Researchers typically outline three broad possibilities. The most studied scenario is a rupture in the western Marmara, near Silivri–Marmara Ereğlisi, which would send strong shockwaves across the European side. Older districts like Fatih and Eminönü, along with areas prone to liquefaction such as Avcılar, Küçükçekmece, Zeytinburnu, and Bakırköy, face especially high risk. A more severe scenario involves multiple fault segments giving way sequentially, producing a larger, longer earthquake that would affect both European and Asian sides. A third scenario imagines a rupture in the eastern Marmara, near Yalova–Tuzla, echoing the 1999 İzmit earthquake but shifted toward Istanbul’s own coastline. The Asian side, along with industrial corridors and critical infrastructure, would feel the strongest impact.

Despite their differences, all models indicate tens of thousands of buildings would be heavily or moderately damaged, and many more would experience structural stress. Bridges, viaducts, pipelines, and transport arteries would be pushed beyond their limits. Electricity, water, and telecommunications disruptions would likely spread across the city. Istanbul’s vulnerability is not due to unpreparedness, but its density and inherited building stock.

The question that haunts residents — “When?” — remains one science cannot answer. Experts say there is a substantial likelihood of a major earthquake within the next thirty years and grows each year the fault remains locked. But the precise moment will always remain out of reach. This uncertainty, more than any specific prediction, is what weighs on Istanbul and yet, daily life continues with remarkable flexibility, residents do not move through their routines in constant fear, but the awareness is always present. Conversations that once felt technical now spill into cafés and WhatsApp groups. A new vocabulary — shear walls, soft stories, liquefaction zones — has entered daily life. In the past decade, many Turks have become conscious consumers of safety, asking architects and landlords about ground studies, soil class, and compliance certificates. 

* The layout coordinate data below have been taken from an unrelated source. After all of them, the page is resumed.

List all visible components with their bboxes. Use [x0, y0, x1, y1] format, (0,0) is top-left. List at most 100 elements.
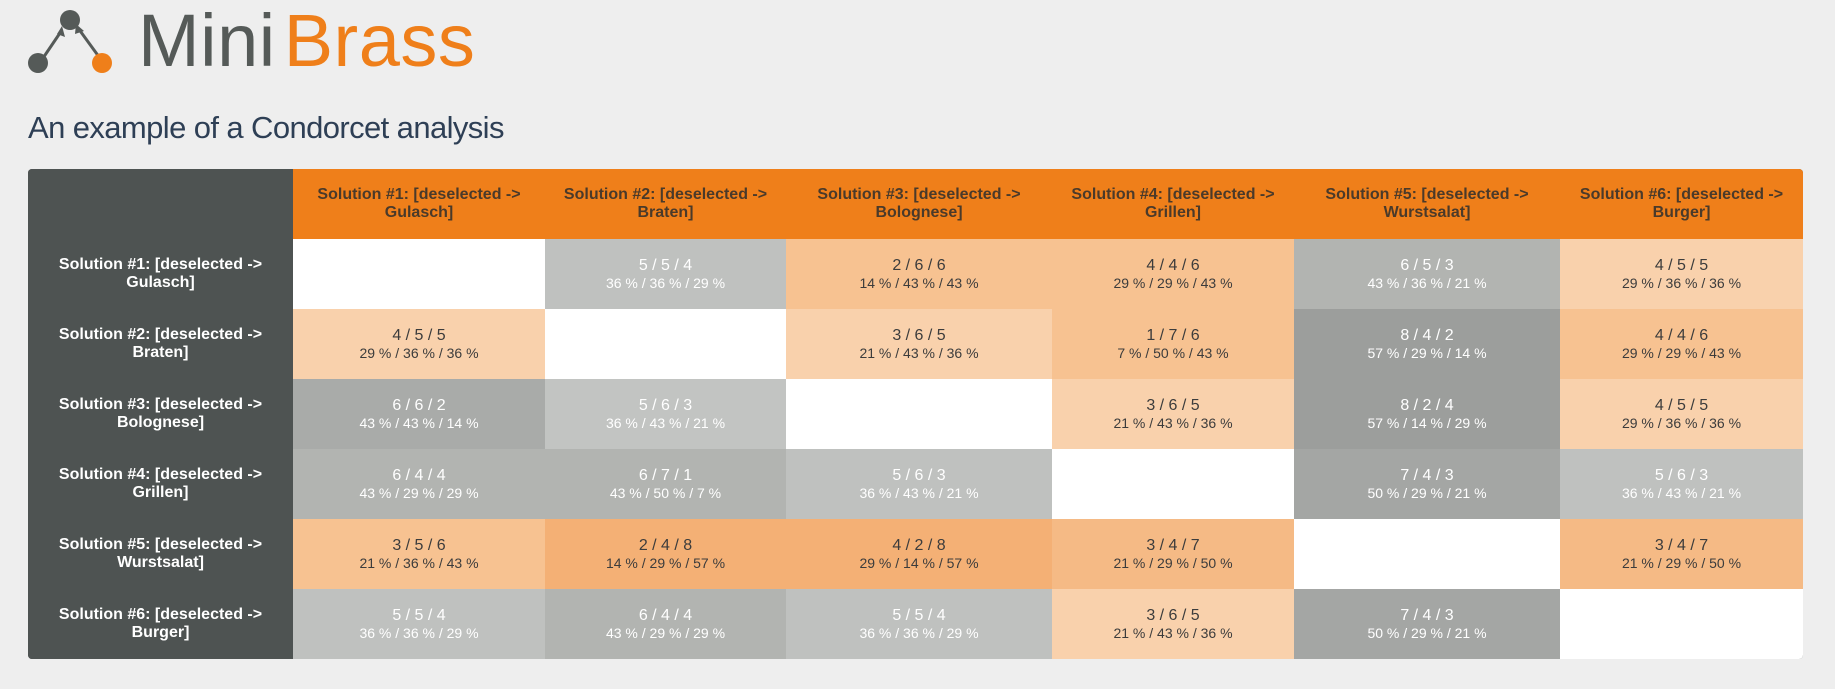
vote-counts: 6 / 4 / 4: [638, 606, 693, 624]
vote-counts: 3 / 6 / 5: [892, 326, 946, 344]
vote-percentages: 50 % / 29 % / 21 %: [1367, 624, 1487, 641]
empty-diagonal-cell: [786, 379, 1052, 449]
vote-counts: 5 / 6 / 3: [638, 396, 693, 414]
vote-counts: 5 / 5 / 4: [638, 256, 693, 274]
vote-counts: 4 / 4 / 6: [1146, 256, 1200, 274]
vote-counts: 3 / 6 / 5: [1146, 606, 1200, 624]
vote-percentages: 21 % / 43 % / 36 %: [859, 344, 979, 361]
comparison-cell: 5 / 5 / 4 36 % / 36 % / 29 %: [545, 239, 786, 309]
comparison-cell: 6 / 6 / 2 43 % / 43 % / 14 %: [293, 379, 545, 449]
empty-diagonal-cell: [293, 239, 545, 309]
comparison-cell: 3 / 6 / 5 21 % / 43 % / 36 %: [1052, 589, 1294, 659]
matrix-corner: [28, 169, 293, 239]
vote-percentages: 57 % / 14 % / 29 %: [1367, 414, 1487, 431]
vote-percentages: 43 % / 36 % / 21 %: [1367, 274, 1487, 291]
vote-percentages: 36 % / 36 % / 29 %: [359, 624, 479, 641]
brand-mini: Mini: [138, 0, 276, 82]
comparison-cell: 1 / 7 / 67 % / 50 % / 43 %: [1052, 309, 1294, 379]
vote-counts: 5 / 5 / 4: [392, 606, 446, 624]
vote-percentages: 21 % / 43 % / 36 %: [1113, 414, 1233, 431]
comparison-cell: 3 / 4 / 7 21 % / 29 % / 50 %: [1560, 519, 1803, 589]
comparison-cell: 2 / 6 / 6 14 % / 43 % / 43 %: [786, 239, 1052, 309]
vote-counts: 4 / 4 / 6: [1654, 326, 1709, 344]
header: Mini Brass: [28, 4, 475, 78]
vote-counts: 7 / 4 / 3: [1400, 606, 1454, 624]
empty-diagonal-cell: [1052, 449, 1294, 519]
comparison-cell: 2 / 4 / 8 14 % / 29 % / 57 %: [545, 519, 786, 589]
vote-percentages: 36 % / 43 % / 21 %: [859, 484, 979, 501]
column-header: Solution #2: [deselected -> Braten]: [545, 169, 786, 239]
comparison-cell: 6 / 5 / 3 43 % / 36 % / 21 %: [1294, 239, 1560, 309]
comparison-cell: 7 / 4 / 3 50 % / 29 % / 21 %: [1294, 449, 1560, 519]
vote-counts: 5 / 6 / 3: [1654, 466, 1709, 484]
row-header: Solution #3: [deselected -> Bolognese]: [28, 379, 293, 449]
vote-counts: 8 / 2 / 4: [1400, 396, 1454, 414]
comparison-cell: 6 / 4 / 4 43 % / 29 % / 29 %: [293, 449, 545, 519]
vote-counts: 5 / 5 / 4: [892, 606, 946, 624]
vote-percentages: 29 % / 14 % / 57 %: [859, 554, 979, 571]
vote-percentages: 29 % / 29 % / 43 %: [1113, 274, 1233, 291]
comparison-cell: 3 / 5 / 6 21 % / 36 % / 43 %: [293, 519, 545, 589]
vote-counts: 5 / 6 / 3: [892, 466, 946, 484]
vote-counts: 6 / 6 / 2: [392, 396, 446, 414]
vote-counts: 3 / 4 / 7: [1654, 536, 1709, 554]
comparison-cell: 4 / 5 / 5 29 % / 36 % / 36 %: [1560, 379, 1803, 449]
comparison-cell: 6 / 4 / 4 43 % / 29 % / 29 %: [545, 589, 786, 659]
page-title: An example of a Condorcet analysis: [28, 110, 504, 145]
comparison-cell: 4 / 4 / 6 29 % / 29 % / 43 %: [1560, 309, 1803, 379]
comparison-cell: 5 / 5 / 4 36 % / 36 % / 29 %: [293, 589, 545, 659]
column-header: Solution #5: [deselected -> Wurstsalat]: [1294, 169, 1560, 239]
row-header: Solution #2: [deselected -> Braten]: [28, 309, 293, 379]
column-header: Solution #1: [deselected -> Gulasch]: [293, 169, 545, 239]
vote-percentages: 29 % / 36 % / 36 %: [1621, 274, 1742, 291]
vote-percentages: 36 % / 36 % / 29 %: [859, 624, 979, 641]
minibrass-logo-icon[interactable]: [28, 8, 112, 74]
vote-counts: 2 / 6 / 6: [892, 256, 946, 274]
comparison-cell: 6 / 7 / 1 43 % / 50 % / 7 %: [545, 449, 786, 519]
vote-percentages: 21 % / 29 % / 50 %: [1621, 554, 1742, 571]
brand-brass: Brass: [283, 0, 476, 82]
comparison-cell: 8 / 2 / 4 57 % / 14 % / 29 %: [1294, 379, 1560, 449]
vote-counts: 4 / 5 / 5: [1654, 256, 1709, 274]
empty-diagonal-cell: [1294, 519, 1560, 589]
vote-percentages: 14 % / 43 % / 43 %: [859, 274, 979, 291]
vote-percentages: 43 % / 29 % / 29 %: [605, 624, 726, 641]
comparison-cell: 5 / 6 / 3 36 % / 43 % / 21 %: [545, 379, 786, 449]
vote-counts: 3 / 6 / 5: [1146, 396, 1200, 414]
row-header: Solution #6: [deselected -> Burger]: [28, 589, 293, 659]
vote-counts: 6 / 7 / 1: [638, 466, 693, 484]
vote-counts: 7 / 4 / 3: [1400, 466, 1454, 484]
vote-counts: 8 / 4 / 2: [1400, 326, 1454, 344]
comparison-cell: 7 / 4 / 3 50 % / 29 % / 21 %: [1294, 589, 1560, 659]
vote-percentages: 36 % / 43 % / 21 %: [605, 414, 726, 431]
comparison-cell: 3 / 4 / 7 21 % / 29 % / 50 %: [1052, 519, 1294, 589]
vote-counts: 3 / 4 / 7: [1146, 536, 1200, 554]
comparison-cell: 4 / 4 / 6 29 % / 29 % / 43 %: [1052, 239, 1294, 309]
vote-percentages: 50 % / 29 % / 21 %: [1367, 484, 1487, 501]
comparison-cell: 5 / 6 / 3 36 % / 43 % / 21 %: [1560, 449, 1803, 519]
comparison-cell: 3 / 6 / 5 21 % / 43 % / 36 %: [1052, 379, 1294, 449]
empty-diagonal-cell: [545, 309, 786, 379]
brand-wordmark[interactable]: Mini Brass: [138, 4, 475, 78]
empty-diagonal-cell: [1560, 589, 1803, 659]
vote-percentages: 21 % / 36 % / 43 %: [359, 554, 479, 571]
vote-percentages: 43 % / 43 % / 14 %: [359, 414, 479, 431]
comparison-cell: 3 / 6 / 5 21 % / 43 % / 36 %: [786, 309, 1052, 379]
vote-counts: 6 / 5 / 3: [1400, 256, 1454, 274]
vote-percentages: 43 % / 29 % / 29 %: [359, 484, 479, 501]
vote-counts: 6 / 4 / 4: [392, 466, 446, 484]
vote-counts: 1 / 7 / 6: [1146, 326, 1200, 344]
row-header: Solution #1: [deselected -> Gulasch]: [28, 239, 293, 309]
comparison-cell: 8 / 4 / 2 57 % / 29 % / 14 %: [1294, 309, 1560, 379]
vote-percentages: 14 % / 29 % / 57 %: [605, 554, 726, 571]
vote-percentages: 43 % / 50 % / 7 %: [609, 484, 722, 501]
vote-percentages: 29 % / 36 % / 36 %: [359, 344, 479, 361]
vote-percentages: 57 % / 29 % / 14 %: [1367, 344, 1487, 361]
column-header: Solution #6: [deselected -> Burger]: [1560, 169, 1803, 239]
vote-counts: 3 / 5 / 6: [392, 536, 446, 554]
column-header: Solution #3: [deselected -> Bolognese]: [786, 169, 1052, 239]
comparison-cell: 4 / 5 / 5 29 % / 36 % / 36 %: [1560, 239, 1803, 309]
vote-percentages: 21 % / 29 % / 50 %: [1113, 554, 1233, 571]
vote-counts: 4 / 5 / 5: [1654, 396, 1709, 414]
row-header: Solution #5: [deselected -> Wurstsalat]: [28, 519, 293, 589]
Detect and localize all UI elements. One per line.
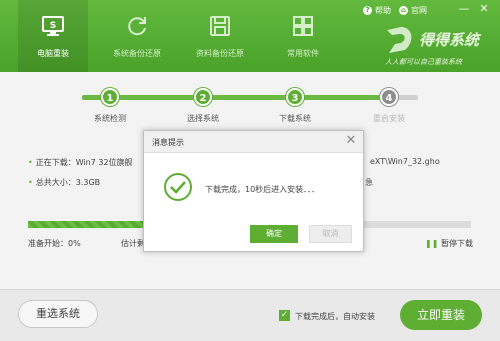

Since the devastation of the 1999 İzmit earthquake, the country has attempted to reshape how it builds houses, regulates safety, and responds to shocks. New building codes introduced in 2007 and strengthened again in 2018 require structures to be designed for much higher seismic demands. Engineers now use performance-based standards, meaning buildings must not only stand but remain functional after major shaking. Critical infrastructure such as hospitals, airports, bridges has undergone extensive retrofitting, with base-isolated medical campuses in Istanbul and other cities intended to operate even during severe earthquakes. Municipalities run risk assessments, while universities refine seismic models. Public awareness campaigns encourage citizens to secure furniture, prepare earthquake kits and map their meeting points. These small steps across households and institutions form the quiet architecture of resilience. 

To live in Turkey is to understand motion is part of the landscape. So the country moves forward, aware but unbroken, building safer structures, studying deep geology, and teaching each new generation how to live wisely on its restless ground. The earth will move again — that is certain. What remains within human hands is how ready we will be when it does.